Trust me. This gets me into a lot of trouble. Because I believe in perfect things. I believe things ought to be knowable and doable and that they ought to follow a predicted order. Not just any old order, but a certain wisdom that there is to the world because God put it there. And one of the things that slows me down and trips me up in this world more than anything else is the eye that I have for the 'ought to be.' I want so badly to live like the ought to be...actually is. 

And yet, we know that there is no such thing as perfection on this side of Eden. If perfection is our goal, we don't stand a chance. We're never going to get there, not as long as we live in a broken flesh. 

So this creates some tension. Doesn't it? On the one hand, perfection is the aim; we cannot let our sights be set on anything less than God's wisdom and glory. On the other hand, it's unattainable for us here; it's just not possible. That leaves us with really two options - we can keep beating ourselves up and feeling like failures every day because we are not perfect, because we always have our eyes on ways that we can be better at something, do better at something, live better somehow. Or we can modify our definition of what it means to grow, even to grow Godward. 

This is something - maybe you know this by now - that I wrestle with a lot. It's something I've been wrestling with for a long time. I just can't seem to let go of perfect. And the most challenging part of all of this is...I don't think I have to. 

I think what we need is to develop eyes for the kind of perfect that is in line with God's love and God's will and God's wisdom - the things that we are told are perfect - but we have to develop a heart for goodness, or in the case of a life being lived, I think we can call it 'fruitfulness.'

Think about any plant that produces anything - flowers, fruits, nuts, whatever. There aren't any two that are the same. No two apples are just alike. No two flowers are perfectly identical. No two trees, even if you planted them from the seeds of the same fruit, will grow up to be exactly alike. Because nature doesn't work this way. Trees, bushes, flowers, grasses, they don't think about being 'perfect;' they think about being fruitful. They do whatever they can, and whatever they have to, to bear fruit into this world. 

That's how we get all these really neat-looking root systems. On my walks with my dog in the morning, I see tree roots that have grown around full in a circle and gone back toward the place where they began because they hit pavement and ran out of room to grow in their first direction. I've seen flowers bloom out of cracks in the curb because that's the place that was open for them to spread. It's easy to look at something like this and think that these living things have only their survival on their mind, that they'd do whatever they had to just to survive, but that's not it. The tree is not satisfied just to be a tree; it wants to bear fruit. The flower is not happy just to be a stem; it wants to blossom. All of creation is wired for this kind of fruitfulness. So are we. 
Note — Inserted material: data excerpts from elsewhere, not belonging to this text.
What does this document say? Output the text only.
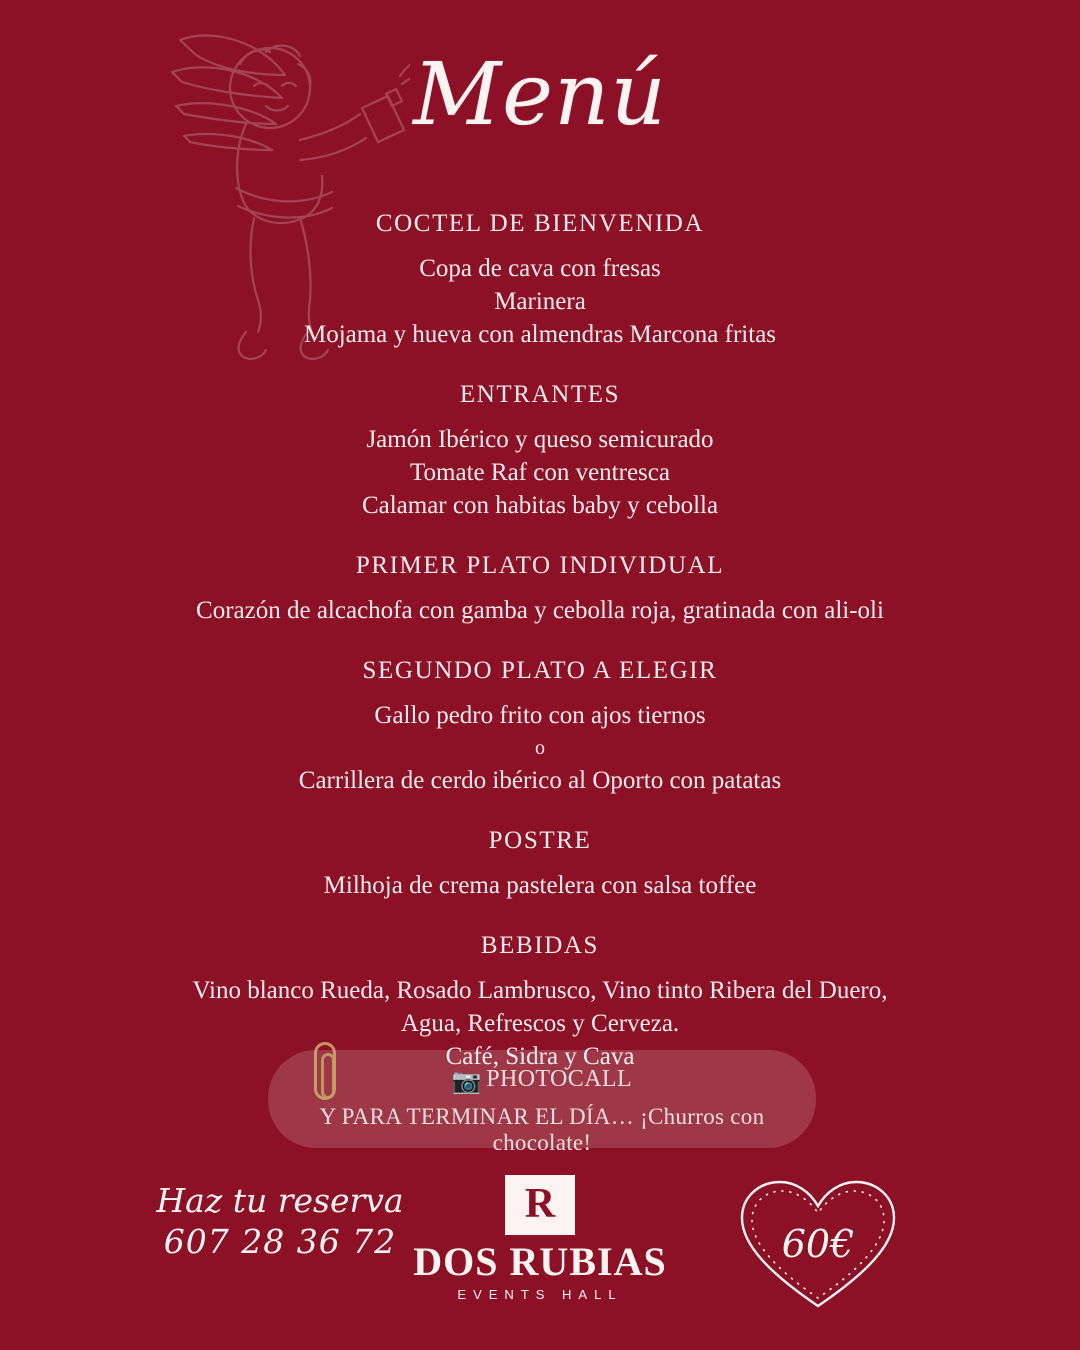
Menú
COCTEL DE BIENVENIDA

Copa de cava con fresas

Marinera

Mojama y hueva con almendras Marcona fritas

ENTRANTES

Jamón Ibérico y queso semicurado

Tomate Raf con ventresca

Calamar con habitas baby y cebolla

PRIMER PLATO INDIVIDUAL

Corazón de alcachofa con gamba y cebolla roja, gratinada con ali-oli

SEGUNDO PLATO A ELEGIR

Gallo pedro frito con ajos tiernos

o

Carrillera de cerdo ibérico al Oporto con patatas

POSTRE

Milhoja de crema pastelera con salsa toffee

BEBIDAS

Vino blanco Rueda, Rosado Lambrusco, Vino tinto Ribera del Duero,

Agua, Refrescos y Cerveza.

Café, Sidra y Cava

📷 PHOTOCALL

Y PARA TERMINAR EL DÍA… ¡Churros con chocolate!

Haz tu reserva
607 28 36 72
R
DOS RUBIAS
EVENTS HALL
60€
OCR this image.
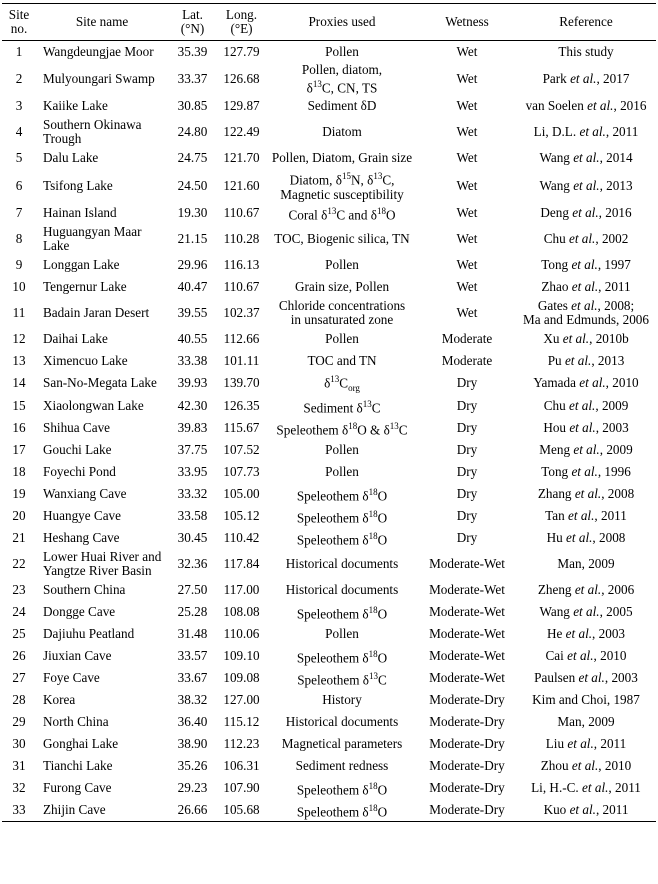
Site
no.	Site name	Lat.
(°N)	Long.
(°E)	Proxies used	Wetness	Reference
1	Wangdeungjae Moor	35.39	127.79	Pollen	Wet	This study

2	Mulyoungari Swamp	33.37	126.68	Pollen, diatom,
$\delta^{13}C$, CN, TS	Wet	Park et al., 2017

3	Kaiike Lake	30.85	129.87	Sediment δD	Wet	van Soelen et al., 2016

4	Southern Okinawa Trough	24.80	122.49	Diatom	Wet	Li, D.L. et al., 2011

5	Dalu Lake	24.75	121.70	Pollen, Diatom, Grain size	Wet	Wang et al., 2014

6	Tsifong Lake	24.50	121.60	Diatom, $\delta^{15}N$, $\delta^{13}C$,
Magnetic susceptibility	Wet	Wang et al., 2013

7	Hainan Island	19.30	110.67	Coral $\delta^{13}C$ and $\delta^{18}O$	Wet	Deng et al., 2016

8	Huguangyan Maar Lake	21.15	110.28	TOC, Biogenic silica, TN	Wet	Chu et al., 2002

9	Longgan Lake	29.96	116.13	Pollen	Wet	Tong et al., 1997

10	Tengernur Lake	40.47	110.67	Grain size, Pollen	Wet	Zhao et al., 2011

11	Badain Jaran Desert	39.55	102.37	Chloride concentrations
in unsaturated zone	Wet	Gates et al., 2008;
Ma and Edmunds, 2006

12	Daihai Lake	40.55	112.66	Pollen	Moderate	Xu et al., 2010b

13	Ximencuo Lake	33.38	101.11	TOC and TN	Moderate	Pu et al., 2013

14	San-No-Megata Lake	39.93	139.70	$\delta^{13}C_{org}$	Dry	Yamada et al., 2010

15	Xiaolongwan Lake	42.30	126.35	Sediment $\delta^{13}C$	Dry	Chu et al., 2009

16	Shihua Cave	39.83	115.67	Speleothem $\delta^{18}O$ & $\delta^{13}C$	Dry	Hou et al., 2003

17	Gouchi Lake	37.75	107.52	Pollen	Dry	Meng et al., 2009

18	Foyechi Pond	33.95	107.73	Pollen	Dry	Tong et al., 1996

19	Wanxiang Cave	33.32	105.00	Speleothem $\delta^{18}O$	Dry	Zhang et al., 2008

20	Huangye Cave	33.58	105.12	Speleothem $\delta^{18}O$	Dry	Tan et al., 2011

21	Heshang Cave	30.45	110.42	Speleothem $\delta^{18}O$	Dry	Hu et al., 2008

22	Lower Huai River and Yangtze River Basin	32.36	117.84	Historical documents	Moderate-Wet	Man, 2009

23	Southern China	27.50	117.00	Historical documents	Moderate-Wet	Zheng et al., 2006

24	Dongge Cave	25.28	108.08	Speleothem $\delta^{18}O$	Moderate-Wet	Wang et al., 2005

25	Dajiuhu Peatland	31.48	110.06	Pollen	Moderate-Wet	He et al., 2003

26	Jiuxian Cave	33.57	109.10	Speleothem $\delta^{18}O$	Moderate-Wet	Cai et al., 2010

27	Foye Cave	33.67	109.08	Speleothem $\delta^{13}C$	Moderate-Wet	Paulsen et al., 2003

28	Korea	38.32	127.00	History	Moderate-Dry	Kim and Choi, 1987

29	North China	36.40	115.12	Historical documents	Moderate-Dry	Man, 2009

30	Gonghai Lake	38.90	112.23	Magnetical parameters	Moderate-Dry	Liu et al., 2011

31	Tianchi Lake	35.26	106.31	Sediment redness	Moderate-Dry	Zhou et al., 2010

32	Furong Cave	29.23	107.90	Speleothem $\delta^{18}O$	Moderate-Dry	Li, H.-C. et al., 2011

33	Zhijin Cave	26.66	105.68	Speleothem $\delta^{18}O$	Moderate-Dry	Kuo et al., 2011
And that's what growth - good, holy, God-pleasing growth - is about. It's not about achieving perfection; God knows we'll never get there. It's about pushing through toward fruitfulness, toward finding new ways to mature into bringing beauty and nourishment into this world. It's about showing more of the colors and nutrients that God has put in you to display. It's about constantly finding a way to push through and blossom. 

Most of us wait until we have our stem just right before we dare to bloom, but Godward growth is about blooming anyway. It's about taking that risk and putting it out there and letting it be shaped , even by this broken world. 

Which is part of the beauty of it all, too. From a distance, the fruitful plant looks spectacular, but when you get down right next to it, you see all the ways this broken world is eating at it. You see all the little bugs crawling around, all the sun-scorched spots, all the dried-up leaves. You see every way this world is getting to it, and yet, it doesn't let those things stop its fruitfulness. Not when it has become mature. 

This is growth. This is what God desires from us. That we would have eyes for what is perfect, yes, so that we see His wisdom and will and love in everything. But that we would also set our hearts on fruitfulness because we're growing in a broken world where perfect isn't plausible, but goodness absolutely is.